Apa pesan ustadz kepada umat, kepada ulama dan pemerintah
Kepada ulama, mari jangan berhenti-berhenti untuk dakwah; da’wah bil hal, da’wah bil lisan untuk selalu menyuarakan amar ma’ruf nahin munkar. Nah, amar ma’ruf nahi munkar
itu pasti beda, tapi yang kita pahami orang yang beda itu harus
dihormati. Kalau dihormati betul, tidak ada amar ma’ruf nahi munkar,
semua menuju kepada kerusakan.
Seperti
debat di TV katanya kita harus menghormati perbedaan, lho perbedaannya
apa dulu? Harusnya ditanya antum tahu tidak yang namanya maksiat? Lady
Gaga itu icon maksiat, antum tahu tidak maksiat? Kalau anda tahu
maksiat, lalu anda dukung maksiat, anda siapa? Kalau saya mendukung
ketaatan, definisi ketaatan itu apa? Antum mungkin mengatakan saya orang
taat, tapi kok dukung maksiat, ya tidak bisa, itu perlu diluruskan.

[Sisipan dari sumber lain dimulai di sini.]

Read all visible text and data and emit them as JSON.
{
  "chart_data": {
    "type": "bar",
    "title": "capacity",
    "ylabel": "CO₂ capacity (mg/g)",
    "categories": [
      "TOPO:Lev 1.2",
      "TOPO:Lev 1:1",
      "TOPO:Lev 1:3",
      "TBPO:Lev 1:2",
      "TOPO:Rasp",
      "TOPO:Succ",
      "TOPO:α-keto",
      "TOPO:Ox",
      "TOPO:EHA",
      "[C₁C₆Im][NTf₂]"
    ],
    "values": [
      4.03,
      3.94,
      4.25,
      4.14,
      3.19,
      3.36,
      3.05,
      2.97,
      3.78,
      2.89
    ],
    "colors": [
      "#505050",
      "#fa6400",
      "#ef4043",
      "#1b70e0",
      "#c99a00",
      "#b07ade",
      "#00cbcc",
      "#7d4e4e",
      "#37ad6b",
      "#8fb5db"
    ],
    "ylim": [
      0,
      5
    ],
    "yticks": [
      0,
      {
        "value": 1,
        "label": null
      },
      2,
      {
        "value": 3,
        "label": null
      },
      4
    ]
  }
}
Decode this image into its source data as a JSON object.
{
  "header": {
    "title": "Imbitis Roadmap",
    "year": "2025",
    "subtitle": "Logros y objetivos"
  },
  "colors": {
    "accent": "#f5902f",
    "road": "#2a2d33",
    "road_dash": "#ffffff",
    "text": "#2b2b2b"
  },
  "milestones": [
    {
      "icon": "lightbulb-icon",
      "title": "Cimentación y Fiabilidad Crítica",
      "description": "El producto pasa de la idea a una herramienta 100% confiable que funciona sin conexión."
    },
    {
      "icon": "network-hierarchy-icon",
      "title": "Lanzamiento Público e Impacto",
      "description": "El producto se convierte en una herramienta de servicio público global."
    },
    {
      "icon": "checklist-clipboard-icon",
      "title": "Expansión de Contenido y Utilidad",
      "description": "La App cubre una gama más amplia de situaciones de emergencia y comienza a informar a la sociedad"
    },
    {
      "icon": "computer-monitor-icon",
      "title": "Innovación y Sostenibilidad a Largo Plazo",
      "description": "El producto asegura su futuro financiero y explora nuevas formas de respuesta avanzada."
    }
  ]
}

Kepada umat, harus sabar, doa yang paling simpel itu; allahumma baarik lanaa fiimaa razaqtanaa wa qinaa ‘adzabannaar
, ya Allah berikanlah berkah pada rizkiku, yang miskin itu juga berdoa
seperti itu sebab kemiskinan itu rizki, semoga Allah memberikan
kesabaran.
Harusnya
pejabat kita; menteri, presiden juga doanya seperti itu agar hartanya,
jabatannya, keluarganya tidak mengantarkannya ke neraka. Kenapa
korupsi itu ada? Karena tidak berkah hartanya, tidak berkah
Terakhir apa nasehat ustadz untuk pemerintah yang saat ini tidak menerapkan hukum Islam?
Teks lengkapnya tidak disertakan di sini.